Maybe if you just threaten military conquest more you'll reclaim something much better people built decades ago? Now the Joe Rogan generation foolishly eat up the most profoundly stupid nonsense and repeat it like clucking chickens.
>why did Canada join the US in the 2024 tariffs enactment the article is talking about in the first place? What was their motivation?
Because we foolishly engaged with a tightly integrated economy with the sort of country that casual floats conquering friendly democracies to loot their resources, and that repeatedly elects vile, unbelievably stupid criminal pedophiles? See, "America's" automakers are actually US/Mexico/Canada automakers, so we worked with the US to defend them. Then Trump decided, in his incredibly, profoundly shortsighted foolishness (being unchecked by anyone) that he would start a trade war with neighbours.

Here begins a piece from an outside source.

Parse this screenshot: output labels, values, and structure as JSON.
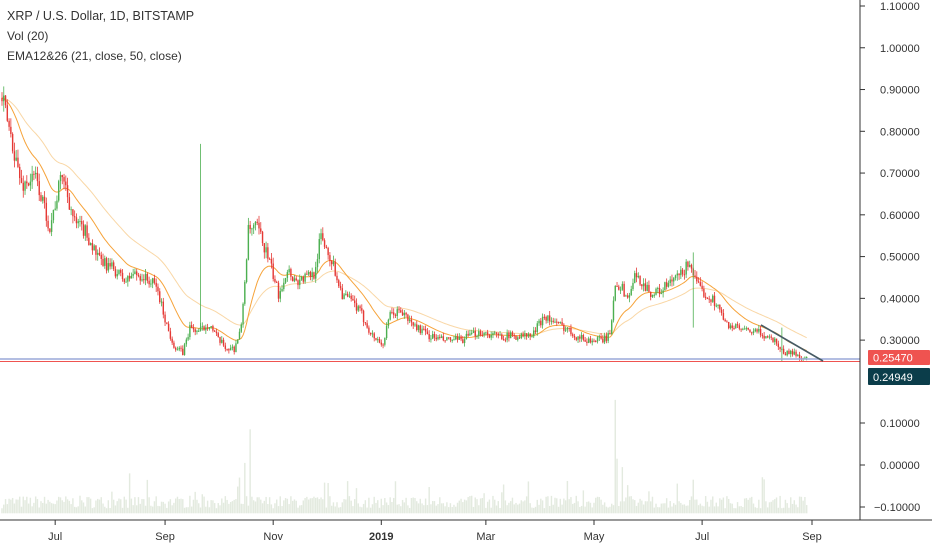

I think the most astonishing part was seeing how willing the incredibly poorly educated American public bought the silly fentanyl lie, all so that clown could claim national security grounds. This cult of personality -- one of the most vile, unbecoming liars in human history, and basically the personification of the deadly sins -- somehow convinces millions of the most outrageously stupid thing. It's astonishing, and historians must study this to prevent it in the future. Idiocracy is not a goal.
Plus, this is a canola-for-cars deal. 90+% of our trade is structurally American, forever.
IMO we did this deal to front run the renegotiation of USMCA this years. However, we are only 5% of America’s trade, and last I heard Trump had already walked from the table (and perhaps we signed with China because of this).
The two sides of the debate between our major parties are whether we should sell canola or LNG to China while we wait for America to come back to the table.